Using Alexa, it can follow you around the home while playing your movies and music and controlling smart home devices.
The built-in periscope camera allows Astro to patrol the home, investigate an event and upload a video report from inside a dwelling using Ring Protect Pro, a new subscription service from Ring, where videos can be viewed from the Ring or Astro app.
With the Alexa Guard service, Amazon says it can detect a smoke alarm, carbon monoxide alarm or glass breaking and send an alert to a phone.
When linked to Alexa Together, a new service designed for people living independently, family members receive alerts that they're up and about.
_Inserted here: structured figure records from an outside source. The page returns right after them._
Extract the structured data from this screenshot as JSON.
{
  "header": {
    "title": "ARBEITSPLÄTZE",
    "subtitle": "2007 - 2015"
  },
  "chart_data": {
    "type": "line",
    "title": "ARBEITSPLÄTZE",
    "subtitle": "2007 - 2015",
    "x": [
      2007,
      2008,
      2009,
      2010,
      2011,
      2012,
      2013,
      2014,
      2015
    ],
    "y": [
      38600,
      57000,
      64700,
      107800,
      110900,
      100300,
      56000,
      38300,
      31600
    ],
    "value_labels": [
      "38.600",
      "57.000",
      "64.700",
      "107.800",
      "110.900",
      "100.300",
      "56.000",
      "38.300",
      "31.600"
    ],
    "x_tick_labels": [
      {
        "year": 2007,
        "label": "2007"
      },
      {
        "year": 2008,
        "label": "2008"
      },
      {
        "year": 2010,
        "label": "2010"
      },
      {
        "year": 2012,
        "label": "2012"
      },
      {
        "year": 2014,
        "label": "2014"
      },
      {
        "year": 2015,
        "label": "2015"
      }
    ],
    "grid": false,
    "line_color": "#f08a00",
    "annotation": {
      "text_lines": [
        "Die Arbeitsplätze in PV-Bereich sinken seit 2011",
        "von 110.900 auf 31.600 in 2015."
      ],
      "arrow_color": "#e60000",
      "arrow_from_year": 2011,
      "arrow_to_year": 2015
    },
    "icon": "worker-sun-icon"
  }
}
Just like one of the family
Anticipating the key to Astro’s acceptance is being regarded as a member of the family, it has been designed with its own personality.
Using its digital eyes on its rotating screen, combined with body movements and expressive tones, Astro is designed to evoke emotions like empathy when people use the device.
Amazon has used feedback from hundreds of internal testers and also took inspiration from film, TV, games and animation principles to develop its persona.
Mobility is limited to flat surfaces and while Astro can’t go downstairs, its Intelligent Motion technology uses simultaneous localisation and mapping (SLAM) to understand where it is and navigate around home environments that are prone to change.
Is Astro a stealth surveillance tool?
Using a computer vision feature called visual ID, Astro is designed to ‘recognise’ household members for reminders, calls and even to bring items to them in its cargo bin.
To use this, people need to ‘enrol’ in the facial recognition system so that it recognises them and it also collects a range of data in order to understand the home layout and determine unrecognised people or events in the environment.
Reports with leaked documents have already emerged claiming that Astro tracks people’s behaviour, relies on flawed facial recognition technology, could easily damage its own delicate parts such as the rotating camera, and even falling down stairs.
Amazon has responded in a statement to say that these are old documents and the characterisations of its performance, mast and safety systems are inaccurate.
Anticipating concerns about Astro having unfettered access to people’s homes, areas can be designated as off-limits and it has a microphones/cameras off-button.
It also indicates when recording audio or video is active and being streamed to the cloud, and it has published details about many of the surveillance features online.
No doubt Astro has interesting possibilities, but as a “home robot unlike any other” it may also face people’s reluctance to welcome a home-surveillance device into their lives, even as a smart helper.